A globally unique id is defined as
"a81a39b0-8f61-4efc-b0ce-27e2c5d3199d": {
"name": "Guid",
"description": "Globally unique identifier (GUID, 16 bytes). https://tools.ietf.org/html/rfc4122."
}
Serialization
Primitive values are serialized AS IS, without prepending the unique id.
Arrays
Arrays are defined by simply appending []

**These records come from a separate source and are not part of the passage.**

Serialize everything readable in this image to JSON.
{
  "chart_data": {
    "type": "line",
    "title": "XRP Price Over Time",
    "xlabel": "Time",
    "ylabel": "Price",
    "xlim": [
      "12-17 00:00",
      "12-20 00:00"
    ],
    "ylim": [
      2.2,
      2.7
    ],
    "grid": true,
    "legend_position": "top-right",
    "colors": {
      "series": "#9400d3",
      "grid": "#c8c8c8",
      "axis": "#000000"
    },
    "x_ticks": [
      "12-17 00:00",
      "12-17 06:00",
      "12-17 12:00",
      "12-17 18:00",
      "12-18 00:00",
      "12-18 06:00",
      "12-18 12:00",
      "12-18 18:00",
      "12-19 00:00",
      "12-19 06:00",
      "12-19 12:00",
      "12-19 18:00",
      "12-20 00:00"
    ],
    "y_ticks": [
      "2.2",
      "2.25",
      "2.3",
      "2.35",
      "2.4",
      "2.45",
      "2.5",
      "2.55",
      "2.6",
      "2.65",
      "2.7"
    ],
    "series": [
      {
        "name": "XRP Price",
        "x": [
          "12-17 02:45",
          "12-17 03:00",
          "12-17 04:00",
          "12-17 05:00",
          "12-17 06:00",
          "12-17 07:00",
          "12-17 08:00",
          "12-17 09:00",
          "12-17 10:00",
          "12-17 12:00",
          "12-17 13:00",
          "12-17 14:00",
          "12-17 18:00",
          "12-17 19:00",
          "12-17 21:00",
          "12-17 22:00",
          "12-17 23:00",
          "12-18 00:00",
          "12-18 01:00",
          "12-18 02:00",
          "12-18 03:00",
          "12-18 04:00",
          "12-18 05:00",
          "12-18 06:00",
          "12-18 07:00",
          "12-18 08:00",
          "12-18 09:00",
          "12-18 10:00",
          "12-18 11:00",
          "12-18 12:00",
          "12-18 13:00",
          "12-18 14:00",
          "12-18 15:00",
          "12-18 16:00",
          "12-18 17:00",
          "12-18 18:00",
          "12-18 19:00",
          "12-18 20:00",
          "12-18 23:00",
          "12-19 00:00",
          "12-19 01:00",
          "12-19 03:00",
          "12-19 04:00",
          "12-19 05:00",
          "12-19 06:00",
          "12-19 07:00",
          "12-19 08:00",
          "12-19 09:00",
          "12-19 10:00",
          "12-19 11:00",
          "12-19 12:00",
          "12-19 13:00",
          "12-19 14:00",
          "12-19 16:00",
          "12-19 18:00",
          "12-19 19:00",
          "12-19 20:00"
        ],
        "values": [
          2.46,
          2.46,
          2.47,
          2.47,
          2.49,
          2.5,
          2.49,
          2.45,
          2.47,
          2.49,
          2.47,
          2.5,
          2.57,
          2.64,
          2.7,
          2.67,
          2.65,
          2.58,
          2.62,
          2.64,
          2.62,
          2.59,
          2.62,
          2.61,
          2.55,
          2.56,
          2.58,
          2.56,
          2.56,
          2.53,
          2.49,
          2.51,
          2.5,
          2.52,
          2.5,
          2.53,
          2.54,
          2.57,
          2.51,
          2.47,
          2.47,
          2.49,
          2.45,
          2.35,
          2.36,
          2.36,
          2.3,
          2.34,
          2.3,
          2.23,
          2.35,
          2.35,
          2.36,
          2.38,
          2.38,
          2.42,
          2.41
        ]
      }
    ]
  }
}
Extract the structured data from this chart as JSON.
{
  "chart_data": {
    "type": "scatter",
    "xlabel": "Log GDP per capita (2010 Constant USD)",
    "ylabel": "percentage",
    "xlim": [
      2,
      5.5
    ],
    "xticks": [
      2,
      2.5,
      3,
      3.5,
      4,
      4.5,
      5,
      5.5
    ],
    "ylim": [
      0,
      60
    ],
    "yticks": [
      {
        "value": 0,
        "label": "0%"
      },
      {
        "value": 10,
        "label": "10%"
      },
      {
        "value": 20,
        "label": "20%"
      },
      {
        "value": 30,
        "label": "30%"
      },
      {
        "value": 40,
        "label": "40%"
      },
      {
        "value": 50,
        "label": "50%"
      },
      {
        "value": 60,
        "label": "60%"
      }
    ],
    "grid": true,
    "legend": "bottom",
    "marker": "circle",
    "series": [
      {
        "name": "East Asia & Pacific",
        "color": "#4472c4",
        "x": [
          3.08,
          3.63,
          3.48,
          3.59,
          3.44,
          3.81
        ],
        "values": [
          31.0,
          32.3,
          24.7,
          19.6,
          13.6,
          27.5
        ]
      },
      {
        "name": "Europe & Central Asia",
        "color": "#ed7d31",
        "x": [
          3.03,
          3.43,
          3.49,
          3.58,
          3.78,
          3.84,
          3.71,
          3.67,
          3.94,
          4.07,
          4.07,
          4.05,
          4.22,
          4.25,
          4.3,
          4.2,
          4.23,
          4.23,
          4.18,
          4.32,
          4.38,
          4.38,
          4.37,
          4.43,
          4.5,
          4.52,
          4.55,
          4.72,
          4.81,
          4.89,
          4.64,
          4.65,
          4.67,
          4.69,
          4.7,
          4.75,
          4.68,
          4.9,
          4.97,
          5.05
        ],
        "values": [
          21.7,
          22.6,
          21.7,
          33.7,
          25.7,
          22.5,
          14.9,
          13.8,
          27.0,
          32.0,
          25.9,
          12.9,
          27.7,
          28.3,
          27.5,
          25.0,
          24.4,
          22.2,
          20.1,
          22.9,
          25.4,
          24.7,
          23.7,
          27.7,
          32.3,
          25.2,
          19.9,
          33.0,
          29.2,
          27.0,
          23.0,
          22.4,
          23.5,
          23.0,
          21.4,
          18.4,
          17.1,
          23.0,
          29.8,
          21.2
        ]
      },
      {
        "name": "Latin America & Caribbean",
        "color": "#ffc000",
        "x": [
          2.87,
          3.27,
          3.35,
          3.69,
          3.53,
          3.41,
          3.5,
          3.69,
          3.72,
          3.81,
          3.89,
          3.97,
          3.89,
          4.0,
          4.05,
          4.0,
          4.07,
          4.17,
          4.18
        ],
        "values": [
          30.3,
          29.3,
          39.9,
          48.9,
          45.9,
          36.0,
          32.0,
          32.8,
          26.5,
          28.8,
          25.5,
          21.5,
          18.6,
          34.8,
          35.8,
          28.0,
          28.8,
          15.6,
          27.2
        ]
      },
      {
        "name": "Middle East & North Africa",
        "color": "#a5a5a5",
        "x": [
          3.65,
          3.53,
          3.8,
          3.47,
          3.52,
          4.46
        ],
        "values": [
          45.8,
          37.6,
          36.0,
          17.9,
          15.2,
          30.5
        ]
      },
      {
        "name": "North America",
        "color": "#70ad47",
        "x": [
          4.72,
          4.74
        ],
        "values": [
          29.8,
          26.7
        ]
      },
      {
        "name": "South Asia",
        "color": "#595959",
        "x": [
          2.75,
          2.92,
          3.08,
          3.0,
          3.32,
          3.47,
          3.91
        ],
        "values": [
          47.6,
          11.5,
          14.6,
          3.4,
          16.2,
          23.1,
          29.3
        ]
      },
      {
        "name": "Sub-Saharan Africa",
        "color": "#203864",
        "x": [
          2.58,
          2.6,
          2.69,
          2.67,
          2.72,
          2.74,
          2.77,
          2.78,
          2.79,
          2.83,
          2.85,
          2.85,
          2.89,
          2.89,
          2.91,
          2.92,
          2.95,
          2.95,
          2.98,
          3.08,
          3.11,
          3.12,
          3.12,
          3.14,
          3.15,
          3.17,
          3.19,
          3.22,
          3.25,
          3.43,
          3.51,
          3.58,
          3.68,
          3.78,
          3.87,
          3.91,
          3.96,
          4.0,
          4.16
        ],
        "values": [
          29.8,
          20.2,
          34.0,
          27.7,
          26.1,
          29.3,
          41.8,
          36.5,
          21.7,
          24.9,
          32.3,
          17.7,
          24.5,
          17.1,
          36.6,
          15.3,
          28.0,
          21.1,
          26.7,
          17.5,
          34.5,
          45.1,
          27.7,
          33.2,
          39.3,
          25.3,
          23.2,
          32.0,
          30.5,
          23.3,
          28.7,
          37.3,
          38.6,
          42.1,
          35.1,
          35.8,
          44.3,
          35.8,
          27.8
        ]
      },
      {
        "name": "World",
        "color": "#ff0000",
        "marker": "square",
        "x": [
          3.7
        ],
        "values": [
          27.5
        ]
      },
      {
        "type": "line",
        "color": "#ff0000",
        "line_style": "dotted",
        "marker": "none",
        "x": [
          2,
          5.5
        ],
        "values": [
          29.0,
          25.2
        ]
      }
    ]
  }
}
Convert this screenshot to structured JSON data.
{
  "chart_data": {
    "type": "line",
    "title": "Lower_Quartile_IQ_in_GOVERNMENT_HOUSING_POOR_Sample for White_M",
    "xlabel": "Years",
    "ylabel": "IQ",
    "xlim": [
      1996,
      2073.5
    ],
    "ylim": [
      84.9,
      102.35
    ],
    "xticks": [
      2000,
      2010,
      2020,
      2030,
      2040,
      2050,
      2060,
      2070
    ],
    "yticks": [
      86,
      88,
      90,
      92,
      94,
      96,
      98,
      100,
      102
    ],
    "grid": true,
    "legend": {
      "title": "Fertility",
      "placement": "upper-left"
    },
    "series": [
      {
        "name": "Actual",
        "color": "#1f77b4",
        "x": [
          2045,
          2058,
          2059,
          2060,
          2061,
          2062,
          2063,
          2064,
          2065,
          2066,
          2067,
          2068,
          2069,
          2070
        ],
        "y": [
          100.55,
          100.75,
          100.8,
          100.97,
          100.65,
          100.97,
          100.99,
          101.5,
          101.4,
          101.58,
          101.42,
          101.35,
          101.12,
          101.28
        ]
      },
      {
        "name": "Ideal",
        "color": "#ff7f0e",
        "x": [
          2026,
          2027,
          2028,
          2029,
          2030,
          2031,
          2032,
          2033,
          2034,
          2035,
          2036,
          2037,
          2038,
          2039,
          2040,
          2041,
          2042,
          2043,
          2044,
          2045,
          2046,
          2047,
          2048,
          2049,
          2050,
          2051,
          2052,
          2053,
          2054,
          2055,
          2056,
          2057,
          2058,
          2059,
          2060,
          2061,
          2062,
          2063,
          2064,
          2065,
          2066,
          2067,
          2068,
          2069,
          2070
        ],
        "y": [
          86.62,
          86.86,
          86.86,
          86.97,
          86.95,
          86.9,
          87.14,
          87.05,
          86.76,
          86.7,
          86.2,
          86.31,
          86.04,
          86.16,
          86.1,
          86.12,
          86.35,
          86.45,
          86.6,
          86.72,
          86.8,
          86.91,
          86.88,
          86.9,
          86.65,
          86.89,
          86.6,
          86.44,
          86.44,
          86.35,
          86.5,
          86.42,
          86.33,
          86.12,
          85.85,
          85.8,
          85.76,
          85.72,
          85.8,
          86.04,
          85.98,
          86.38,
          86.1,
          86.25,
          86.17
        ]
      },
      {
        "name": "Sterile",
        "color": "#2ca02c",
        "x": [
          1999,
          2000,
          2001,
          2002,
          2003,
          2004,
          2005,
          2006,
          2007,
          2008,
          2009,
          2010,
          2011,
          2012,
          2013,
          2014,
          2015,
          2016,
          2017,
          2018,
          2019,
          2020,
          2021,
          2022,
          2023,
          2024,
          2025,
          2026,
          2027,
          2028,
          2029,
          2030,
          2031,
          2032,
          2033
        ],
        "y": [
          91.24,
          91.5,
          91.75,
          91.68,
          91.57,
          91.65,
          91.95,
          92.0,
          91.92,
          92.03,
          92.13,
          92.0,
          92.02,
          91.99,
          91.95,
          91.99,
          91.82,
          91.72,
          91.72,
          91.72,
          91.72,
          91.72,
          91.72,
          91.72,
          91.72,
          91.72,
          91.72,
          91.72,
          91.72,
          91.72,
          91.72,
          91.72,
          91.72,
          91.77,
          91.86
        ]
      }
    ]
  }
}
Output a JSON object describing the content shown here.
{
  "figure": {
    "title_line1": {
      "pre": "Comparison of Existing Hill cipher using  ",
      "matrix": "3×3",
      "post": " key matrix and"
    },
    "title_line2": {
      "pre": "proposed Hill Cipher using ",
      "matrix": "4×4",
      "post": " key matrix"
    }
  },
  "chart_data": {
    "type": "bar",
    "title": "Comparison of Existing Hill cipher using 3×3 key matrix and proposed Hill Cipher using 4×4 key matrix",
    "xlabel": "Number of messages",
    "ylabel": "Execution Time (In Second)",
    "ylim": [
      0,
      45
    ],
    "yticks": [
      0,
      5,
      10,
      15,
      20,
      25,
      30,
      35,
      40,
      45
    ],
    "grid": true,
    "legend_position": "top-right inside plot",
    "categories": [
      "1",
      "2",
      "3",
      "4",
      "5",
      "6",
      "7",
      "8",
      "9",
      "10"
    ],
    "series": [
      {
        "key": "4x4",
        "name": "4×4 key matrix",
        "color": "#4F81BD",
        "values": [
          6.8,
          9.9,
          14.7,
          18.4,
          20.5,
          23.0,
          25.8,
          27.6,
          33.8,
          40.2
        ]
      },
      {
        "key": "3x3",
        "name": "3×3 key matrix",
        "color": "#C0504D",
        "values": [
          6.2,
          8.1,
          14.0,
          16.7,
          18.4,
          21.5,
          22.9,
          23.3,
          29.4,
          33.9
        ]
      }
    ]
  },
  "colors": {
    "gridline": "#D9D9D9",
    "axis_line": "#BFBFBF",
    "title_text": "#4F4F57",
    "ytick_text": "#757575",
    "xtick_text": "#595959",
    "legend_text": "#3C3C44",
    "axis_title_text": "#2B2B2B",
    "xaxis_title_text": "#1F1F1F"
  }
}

to the friendly name, e.g.
"1cfa6f68-5b56-44a7-b4b5-bd675bc910ab": {
"name": "Int32[]",
"description": "Array of signed 32-bit integers. 2-complement. Little endian."
}
, which states that type Int32[]
(1cfa6f68-5b56-44a7-b4b5-bd675bc910ab
) represents an array of values of type Int32
(5ce108a4-a578-4edb-841d-068393ed93bf
, see above).
Serialization
A binary serialization of an array starts with the length of the array given as an Int32 value (5ce108a4-a578-4edb-841d-068393ed93bf
), followed by as many elements.
DurableMap
A DurableMap
is specified as
"f03716ef-6c9e-4201-bf19-e0cabc6c6a9a": {
"name": "DurableMap",
"description": "A map of key/value pairs, where keys are durable IDs with values of corresponding types."
}
Serialization
A binary serialization of a DurableMap
starts with the number of entries given as an Int32 value (5ce108a4-a578-4edb-841d-068393ed93bf
), followed by as many key/value pairs, where each key is serialized as a 16-bytes unique id (a81a39b0-8f61-4efc-b0ce-27e2c5d3199d
) and each value is serialized according to its definition.
Structures
If a definition is composed of other definitions, this can be defined with a struct
entry.
"ad8adcb6-8cf1-474e-99da-851343858935": {
"name": "V3f",
"description": "A 3-dimensional vector of 32-bit floats.",
"layout": {
"X": "Float32",
"Y": "Float32",
"Z": "Float32"
}
}
Serialization
The order of entries in the layout definition matters. If used for binary (de)serialization, then it exactly specifies the data layout. There is no implied or implicit padding. This means, that a binary serialization of above vector consists of exactly 12 bytes, with the first 4 bytes containing a little-endian 32-bit floating point value (23fb286f-663b-4c71-9923-7e51c500f4ed
), followed by 4 bytes for the y-coordinate and 4 bytes for the z-coordinate.
Semantic Definitions
The following definition gives semantic meaning to an array of 3-dim vectors of 32-bit floats:
"712d0a0c-a8d0-42d1-bfc7-77eac2e4a755": {
"name": "Octree.Normals3f",
"description": "Octree. Per-point normals (V3f[]).",
"type": "V3f[]"
}
, where type
specifies the underlying (primitive) definition.
Serialization
Semantic values (values with a type
field) are serialized by first writing the 16 bytes unique id, followed by the actual value specified in field type
(which may itself be a semantic value, recursively).
Rules
- a definition NEVER changes
- should there be the need to change a definition (a.k.a. versioning), then a new definition with a different unique id is created
Content
Definitions are contained in definitions.json
, which can be used for code generation and (de)serialization.